Economics is not a science, exactly. But it does have enough scientific elements that it might contribute something useful to the debate.

Before the president signs anything, why don’t we assemble a panel of distinguished economists — say, the past half dozen chairs of the Council of Economic Advisers plus all the American Nobel prize winners — to rate the different spending measures in the stimulus package according to how many jobs they will deliver at how much cost?

My guess is that we’ll find that, while a minority of the spending will generate a reasonable return in the form of higher employment and faster growth, the majority of it is waste that will actually harm economic performance by shifting dollars from better to worse uses. But maybe that’s just the kind of cynicism that President Obama deplored in his inaugural address. So, let’s deploy some real expertise.

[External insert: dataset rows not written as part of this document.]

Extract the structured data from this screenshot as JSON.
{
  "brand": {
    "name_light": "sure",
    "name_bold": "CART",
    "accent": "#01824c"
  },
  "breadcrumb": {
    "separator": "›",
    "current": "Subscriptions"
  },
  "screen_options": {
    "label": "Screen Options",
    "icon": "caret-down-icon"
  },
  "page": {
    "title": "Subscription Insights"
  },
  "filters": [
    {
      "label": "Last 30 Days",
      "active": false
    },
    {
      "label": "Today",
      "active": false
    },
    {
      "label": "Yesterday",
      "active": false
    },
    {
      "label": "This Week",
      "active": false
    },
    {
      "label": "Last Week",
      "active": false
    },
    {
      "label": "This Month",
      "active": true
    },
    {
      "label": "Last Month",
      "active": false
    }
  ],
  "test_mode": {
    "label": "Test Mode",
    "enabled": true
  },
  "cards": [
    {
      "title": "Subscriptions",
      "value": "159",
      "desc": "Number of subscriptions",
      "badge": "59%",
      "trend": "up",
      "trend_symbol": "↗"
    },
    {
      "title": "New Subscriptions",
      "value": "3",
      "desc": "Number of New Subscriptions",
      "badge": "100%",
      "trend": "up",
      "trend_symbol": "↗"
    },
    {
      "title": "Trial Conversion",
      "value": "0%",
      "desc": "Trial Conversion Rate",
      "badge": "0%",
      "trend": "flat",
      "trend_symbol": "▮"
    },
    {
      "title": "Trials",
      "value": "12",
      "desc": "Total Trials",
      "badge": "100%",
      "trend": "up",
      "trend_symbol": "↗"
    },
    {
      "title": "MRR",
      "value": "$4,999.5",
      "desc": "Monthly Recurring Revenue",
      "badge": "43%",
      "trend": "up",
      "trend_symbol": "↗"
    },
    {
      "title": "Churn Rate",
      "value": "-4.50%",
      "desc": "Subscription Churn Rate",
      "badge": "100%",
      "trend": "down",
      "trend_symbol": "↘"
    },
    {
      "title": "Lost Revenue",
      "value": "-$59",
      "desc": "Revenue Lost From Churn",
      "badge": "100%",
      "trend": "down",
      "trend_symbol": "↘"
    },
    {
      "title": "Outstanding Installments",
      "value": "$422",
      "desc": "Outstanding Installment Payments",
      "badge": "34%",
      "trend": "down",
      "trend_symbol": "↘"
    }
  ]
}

Then, let’s make use of that expertise and refrain from spending unnecessary money. President Obama reportedly told Republican members of Congress that he does not think there is much waste in the federal budget. Even if he were right about that now — and he’s not — he certainly will not be right after Congress adds another trillion dollars in spending.

That waste will be hard to eliminate once added. It’s easier to suppress before it begins. This is supposed to be a brainy administration. It should not allow its budget policy to be made in the old manner of Tammany Hall. But that’s what we are getting, and we will be sorry.

RYSSDAL: David Frum is a resident fellow at the American Enterprise Institute. His most recent book is called, “Comeback: Conservatism That Can Win Again.”